Réflexologie

« Comment va votre estomac ? »  D’emblée le décor était déjà planté, sans que j’y sois pour quelque chose sinon d’avoir découvert mes pieds et d’ être couché sur une table de massage. Cette question de la réflexologue arrivait à bon escient, mettait une fois de plus le doigt sur un des aspects essentiels de la problématique du moment.
C’est vrai que quelque chose n’allait pas à ce niveau, ma fluidité retrouvée au niveau du bassin ne s’était pas élevée progressivement, vers le haut de la colonne comme je l’avais espéré. Tout le haut semblait encore bloqué à partir de l’estomac .
Centre d’émotion, jadis marqué par des événements oubliés, plexus bloqué, figé, bétonné.
Fallait-il mettre en rapport ces émotions avec l’avalanche de tristesse qui avait suivi mon rêve à propos du collège fait en Ardèche. Depuis ce moment-là, il me semblait qu’une tristesse se promenait dans ma tête, dans mon être, à la recherche d’un exutoire. Comme si cette boule de tristesse fixée à l’adolescence ou plus tôt était en train de s’expanser et de sortir de sa cachette.
C’était également le mot « tristounet » qui résonnait depuis quelque temps dans ma tête. Il s’associait à l’ambiance en question, à un moment, en était l’état verbal. Ma voix chargée d’émotions, de peines, avait perdu son timbre naturel et prenait celui de l’enfant pleurnichant.
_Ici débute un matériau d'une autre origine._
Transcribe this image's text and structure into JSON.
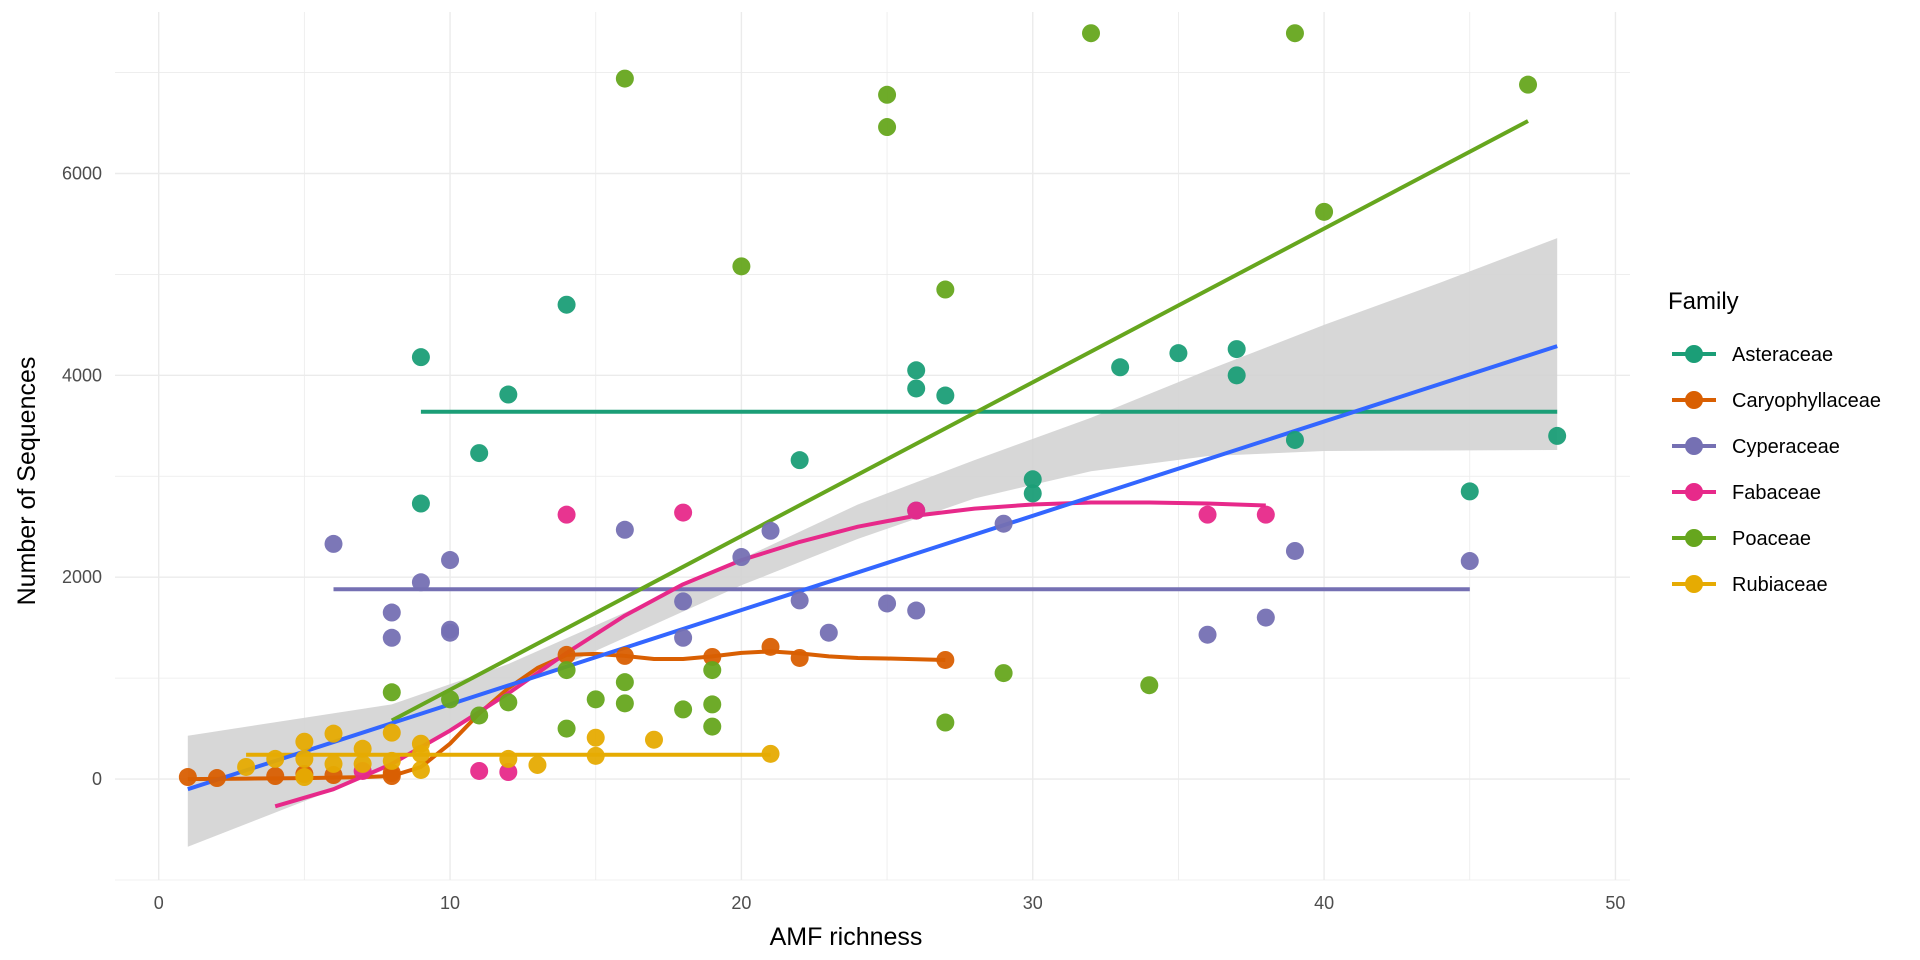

La position couchée lâchait les freins, bousculait les montages et les larmes s’écoulaient par les fissures de ma carapace. Papillonner c’est bien, mais cela ne mène nulle part. Il me fallait prendre le taureau par les cornes, aborder l’image du père, l’agir du père. N’y avait-il pas des problèmes maintenant au niveau des dorsales. N’était-ce pas le père qui se marquait dans les tensions au niveau des épaules. Retrouver la mobilité du dos, c’était la nouvelle aventure, comme l’aventure du bassin était celle de la mère.

La respiration qu’elle me proposait de faire en tant qu’exercice entraînait en moi, agrandissait la sensibilité de mon corps, lui donnait une liberté surveillée. Avec elle, j’avançais sur le chemin difficile de cet affrontement.
« J’ai des crampes au milieu de la voûte plantaire, côté intérieur ! » « Oui, dit-elle, c’est la zone de l’estomac. » Le tout était cohérent. D’un mouvement doux, elle massait lentement cette zone sensible témoin de l’état des organes placés plus haut.
L’estomac est le siège du transfert de la nourriture vers l’intérieur comme les poumons le sont de l’air. Symbole à pousser plus loin, à examiner, à laisser vivre où commence cet écheveau.
Sans contrat cela ne sert à rien, il faut aller là où c’est difficile. Il faut traverser le désert ou la zone de tempête. En amateur rien n’est possible.
C’est vrai que j’avais tourné en rond qu’elle depuis quelque temps, qu’avec la pratique de plusieurs voies, je n’étais allé nulle part. J’étais face à cette tristesse, il me fallait l’assumer. Ce plexus était le chakra suivant à ouvrir mais il me fallait rencontrer la boule d’angoisse de mon adolescence, celle qui fixait mon intention et celle de ma mère, jadis.
Le samedi midi au dîner, au collège avant les dernières heures de cours et le bulletin distribué par le directeur, elle était déjà là.Angoisse du départ, angoisse de retour au milieu familial inquiétant. Sortie hypothétique conditionnée au bulletin de l’après-midi,collège inquiétant
Angoisse du père, angoisse des pères. Mon angoisse.